23 E. Zolla, I mistici, Milano, Garzanti, 1963; con il titolo I mistici dell’Occidente, 7 voll., Milano, Rizzoli, 1976‑1980; I mistici dell’Occidente, 2 voll., Milano, Adelphi, 1997: tutte le citazioni che seguono rimandano a quest’ultima edizione.
24 E. Zolla, I mistici dell’Occidente, vol. I., cit., p. 73.
25 E. Zolla, I mistici dell’Occidente, vol. II, cit., pp. 739‑790.
26 Ma ben presto Teresa comprese che l’eccessivo interesse di Juan per la contemplazione e la sua indifferenza alla realtà quotidiana non lo rendevano la persona giusta per affiancarla nell’impresa della riforma carmelitana. Nominata priora del convento dell’Incarnazione ad Ávila, Teresa scelse Juan come confessore, giudicando quel ruolo più idoneo alla sua indole. E aveva ragione: grazie alla sua infinita sensibilità, Juan si dimostrò un perfetto curatore di anime.

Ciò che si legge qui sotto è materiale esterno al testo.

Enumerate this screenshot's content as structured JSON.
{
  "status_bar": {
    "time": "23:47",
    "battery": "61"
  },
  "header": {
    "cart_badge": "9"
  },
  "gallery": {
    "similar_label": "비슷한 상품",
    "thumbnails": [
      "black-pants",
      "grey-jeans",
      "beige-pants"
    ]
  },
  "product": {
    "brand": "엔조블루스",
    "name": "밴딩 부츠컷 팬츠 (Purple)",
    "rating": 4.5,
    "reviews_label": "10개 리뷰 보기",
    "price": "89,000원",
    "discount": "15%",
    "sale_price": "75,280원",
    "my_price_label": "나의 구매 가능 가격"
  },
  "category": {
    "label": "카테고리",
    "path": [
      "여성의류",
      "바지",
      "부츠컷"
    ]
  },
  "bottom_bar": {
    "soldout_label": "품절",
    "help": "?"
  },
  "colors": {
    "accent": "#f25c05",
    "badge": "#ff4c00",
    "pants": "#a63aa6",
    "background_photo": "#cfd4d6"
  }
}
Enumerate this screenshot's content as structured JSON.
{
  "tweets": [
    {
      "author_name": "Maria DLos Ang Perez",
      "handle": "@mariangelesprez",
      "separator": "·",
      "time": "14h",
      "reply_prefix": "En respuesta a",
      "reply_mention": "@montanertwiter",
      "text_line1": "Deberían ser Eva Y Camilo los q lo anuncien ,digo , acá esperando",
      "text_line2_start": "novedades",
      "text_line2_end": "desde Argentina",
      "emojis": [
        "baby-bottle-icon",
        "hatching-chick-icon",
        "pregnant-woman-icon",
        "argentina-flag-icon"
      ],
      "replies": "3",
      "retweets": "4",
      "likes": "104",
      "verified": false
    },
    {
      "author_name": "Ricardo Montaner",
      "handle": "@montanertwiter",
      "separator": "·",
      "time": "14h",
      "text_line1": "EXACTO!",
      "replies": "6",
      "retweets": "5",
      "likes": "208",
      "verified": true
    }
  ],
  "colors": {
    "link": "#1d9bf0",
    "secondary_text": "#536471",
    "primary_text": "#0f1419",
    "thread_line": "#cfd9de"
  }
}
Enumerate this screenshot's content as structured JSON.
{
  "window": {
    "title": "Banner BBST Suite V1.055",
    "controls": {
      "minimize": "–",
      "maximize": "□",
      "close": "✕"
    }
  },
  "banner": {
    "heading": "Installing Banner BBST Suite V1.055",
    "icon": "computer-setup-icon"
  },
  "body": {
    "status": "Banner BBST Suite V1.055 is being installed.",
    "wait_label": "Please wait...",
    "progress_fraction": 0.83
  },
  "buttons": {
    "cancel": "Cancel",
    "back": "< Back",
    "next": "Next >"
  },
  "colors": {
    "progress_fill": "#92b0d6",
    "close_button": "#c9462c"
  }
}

27 Questo concreto «salto nel buio» dalla finestra, poiché il buio della notte non permetteva a san Giovanni di prevedere quanti metri ci fossero sotto di lui, rappresenta la sua metafora poetica della notte oscura da attraversare per raggiungere la luce divina. Cfr. A.‑M. Sicari, Il «Divino Cantico» di san Giovanni della Croce, Milano, Jaca Book, 2011.
28 San Giovanni della Croce, in I mistici dell’Occidente, cit., pp. 739‑740.
29 «[…] ammirerà la difficile arte della Preghiera del Nome: ripetere per ore il nome di Cristo finché non è più la persona a pregare ma il suo cuore, il suo respiro, i suoi muscoli — sorta di yoga cristiano dimenticato per lo più in Occidente ma ancora vivo nella tradizione russa. Ha letto che Simone Weil passava serate intere in ginocchio a recitare il Padre Nostro in greco, ricominciando ogni volta che la sua attenzione si sviava» (C. De Stefano, Belinda e il mostro, cit., p. 83).
30 C. Campo, Attenzione e poesia, in Gli imperdonabili, cit., pp. 166‑167.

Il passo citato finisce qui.